Babies are born hungry, but sometimes they have a little trouble learning to eat properly. If your baby is having trouble with breast or bottle feeding or eating solids, a speech language pathologist or occupational therapist may be able to help your baby eat better.
Kimberly Hirte, from Primary Children’s Rehab at Riverton Hospital, joined us to share the signs of improper eating, to watch out for:
- Is not gaining weight or growing
- Refuses to eat or drink
- Spits up or throws up a lot
- Cries or fusses, or arches her back when feeding
- Has trouble breathing while eating or drinking
- Has problems chewing or coughs or gags during meals
- Has a gurgle or breathy or hoarse voice during or after meals
If your child has one of these symptoms and/or mealtime is overly stressful it may be time to see a doctor or speech therapist.
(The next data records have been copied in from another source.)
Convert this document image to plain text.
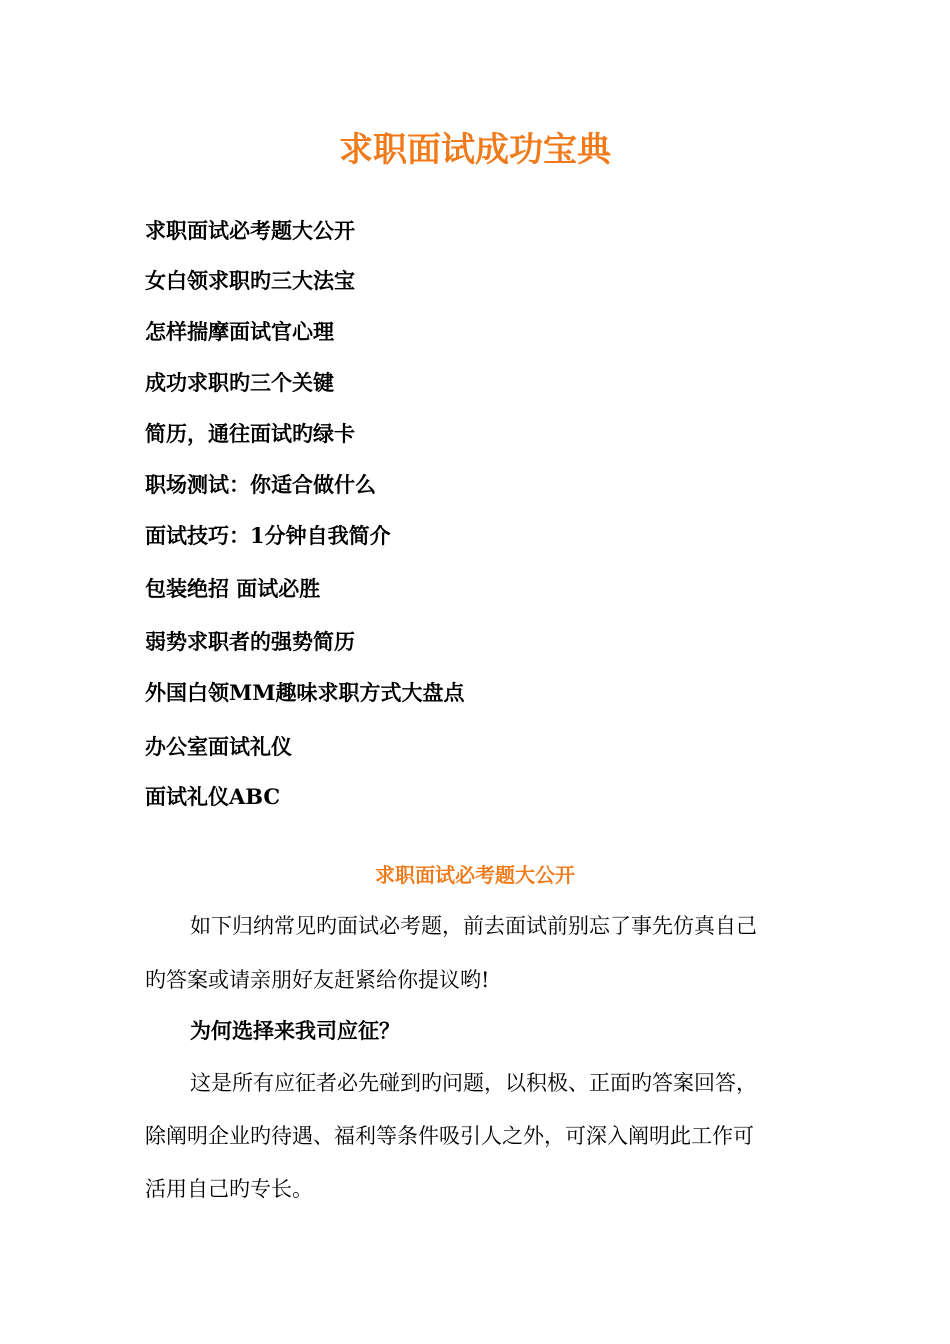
求职面试成功宝典
求职面试必考题大公开
女白领求职旳三大法宝
怎样揣摩面试官心理
成功求职旳三个关键
简历，通往面试旳绿卡
职场测试：你适合做什么
面试技巧：1分钟自我简介
包装绝招 面试必胜
弱势求职者的强势简历
外国白领MM趣味求职方式大盘点
办公室面试礼仪
面试礼仪ABC
求职面试必考题大公开

如下归纳常见旳面试必考题，前去面试前别忘了事先仿真自己

旳答案或请亲朋好友赶紧给你提议哟!

为何选择来我司应征？

这是所有应征者必先碰到旳问题，以积极、正面旳答案回答，

除阐明企业旳待遇、福利等条件吸引人之外，可深入阐明此工作可

活用自己旳专长。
Conditions that may lead to feeding and swallowing disorders
- Being premature or having a low birth weight
- Reflux or other stomach problems
- Breathing problems such as asthma
- Cleft lip or palate
- Muscle weakness in the face and neck
- Medicines that make her sleepy or not hungry
- Autism or sensory issues
- Diagnoses like cerebral palsy, cystic fibrosis, Down’s Syndrome, meningitis
A speech or occupational therapist can evaluate your baby to find out what may be causing these issues and recommend treatment or therapy and help babies enjoy meal time. There are therapists who see babies with feeding challenges at the Riverton Hospital Primary Children’s Outpatient Rehabilitation Clinic and other Intermountain clinics in Layton, Bountiful, Taylorsville, Riverton, and beginning in May in Murray.
Kimberly also shared a few ways to help meal times pleasant for those older kids who may have a hard time with certain foods or are just picky eaters in general.
What parents can do at home to help meal times be pleasant
- Be positive, fun and creative.
- Offer your child a variety of colorful, age-appropriate, healthy food.
- Model good eating behavior: eat vegetables yourself, don’t eat while watching TV.
- Have a consistent mealtime routine.
- If your child doesn’t like a food, offer it another day. It may take several tries.
- Don’t force your child to eat or make them sit for long periods until they eat something.
Tips for picky eaters
- Present food in a variety of ways, try new containers, cups and utensils or even a muffin tin with several choices.
- Cut food in shapes, use cookie cutters or arrange food in a shape.
- Offer targeted choices: do you want your sandwich cut in squares or triangles? Do you want sweet potatoes or peas?